A ERSE decidiu aumentar em 0,005 euros por kWh a tarifa de energia aplicada pelo Comercializador de Último Recurso. Os novos preços entram em vigor já no próximo mês.
Quanto vai aumentar a fatura da eletricidade?
O impacto depende do consumo e da potência contratada.
Segundo as simulações divulgadas pelo regulador, um casal sem filhos, com uma potência contratada de 3,45 kVA, terá uma fatura média mensal de 37,77 euros.
São mais 95 cêntimos por mês face a setembro.
Já um casal com dois filhos, com uma potência contratada de 6,9 kVA, terá uma fatura média de 97,73 euros mensais.
Neste caso, o aumento é de 2,70 euros por mês.

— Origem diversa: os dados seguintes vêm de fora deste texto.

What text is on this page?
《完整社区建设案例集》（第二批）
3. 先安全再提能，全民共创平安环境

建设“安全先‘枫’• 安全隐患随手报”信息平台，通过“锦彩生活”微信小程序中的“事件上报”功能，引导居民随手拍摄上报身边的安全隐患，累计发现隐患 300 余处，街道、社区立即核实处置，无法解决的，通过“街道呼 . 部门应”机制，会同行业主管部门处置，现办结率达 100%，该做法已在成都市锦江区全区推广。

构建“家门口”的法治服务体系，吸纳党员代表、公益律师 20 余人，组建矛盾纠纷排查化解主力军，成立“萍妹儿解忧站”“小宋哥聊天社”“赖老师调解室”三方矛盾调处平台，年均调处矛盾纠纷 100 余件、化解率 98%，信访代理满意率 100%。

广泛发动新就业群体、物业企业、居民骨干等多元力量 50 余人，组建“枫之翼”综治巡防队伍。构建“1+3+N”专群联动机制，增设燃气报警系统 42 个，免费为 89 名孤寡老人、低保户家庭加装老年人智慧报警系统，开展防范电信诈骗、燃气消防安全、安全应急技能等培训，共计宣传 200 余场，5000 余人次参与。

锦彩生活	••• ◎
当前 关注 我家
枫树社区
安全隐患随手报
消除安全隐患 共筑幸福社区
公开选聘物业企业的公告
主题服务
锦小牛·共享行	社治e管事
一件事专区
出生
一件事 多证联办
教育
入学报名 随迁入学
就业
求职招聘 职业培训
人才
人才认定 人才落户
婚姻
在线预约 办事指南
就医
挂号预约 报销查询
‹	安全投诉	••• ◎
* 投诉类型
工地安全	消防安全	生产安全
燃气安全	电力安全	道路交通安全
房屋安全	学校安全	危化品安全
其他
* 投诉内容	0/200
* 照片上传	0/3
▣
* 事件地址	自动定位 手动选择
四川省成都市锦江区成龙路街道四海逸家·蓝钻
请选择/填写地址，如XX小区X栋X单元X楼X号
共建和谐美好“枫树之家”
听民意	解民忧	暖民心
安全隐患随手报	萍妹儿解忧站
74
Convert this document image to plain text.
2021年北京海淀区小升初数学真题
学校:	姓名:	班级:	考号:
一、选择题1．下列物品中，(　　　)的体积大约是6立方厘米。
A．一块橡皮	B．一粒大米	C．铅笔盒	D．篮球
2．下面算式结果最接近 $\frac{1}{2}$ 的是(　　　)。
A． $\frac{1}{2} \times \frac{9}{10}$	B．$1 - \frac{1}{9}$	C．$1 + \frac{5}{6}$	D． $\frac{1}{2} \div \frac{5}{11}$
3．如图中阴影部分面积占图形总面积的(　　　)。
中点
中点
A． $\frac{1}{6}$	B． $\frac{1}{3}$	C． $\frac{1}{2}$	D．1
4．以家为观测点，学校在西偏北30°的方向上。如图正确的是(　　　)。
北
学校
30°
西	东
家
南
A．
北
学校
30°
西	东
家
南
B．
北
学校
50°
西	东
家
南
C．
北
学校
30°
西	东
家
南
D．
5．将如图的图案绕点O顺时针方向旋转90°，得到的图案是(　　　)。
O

Num ano, e caso o valor se mantivesse sem novas alterações, estes exemplos corresponderiam respetivamente a cerca de 11,40 euros e 32,40 euros adicionais.
Porque vai aumentar o preço da eletricidade?
A ERSE justifica a atualização com a evolução dos custos de aquisição de eletricidade pelo Comercializador de Último Recurso, que ficaram acima do inicialmente previsto para 2026.
A nova tarifa resulta da primeira atualização da tarifa de energia durante 2026 e altera parcialmente os valores definidos no início do ano. A Diretiva n.º 4/2026, de 15 de setembro, estabelece os novos preços a aplicar a partir de outubro.
O aumento aplica-se a todos os portugueses?
Não.
A subida anunciada diz diretamente respeito aos consumidores no mercado regulado de eletricidade.
No mercado liberalizado, o preço da energia é definido por cada comercializador, pelo que a atualização da ERSE não significa que todas as empresas sejam obrigadas a aumentar os preços em 2,7%.
Os consumidores podem comparar as diferentes ofertas disponíveis através do simulador da ERSE.
A tarifa regulada continua também disponível para clientes de eletricidade em baixa tensão normal, até uma potência contratada de 41,4 kVA, nas condições definidas para o regime.
Fonte: Entidade Reguladora dos Serviços Energéticos (ERSE).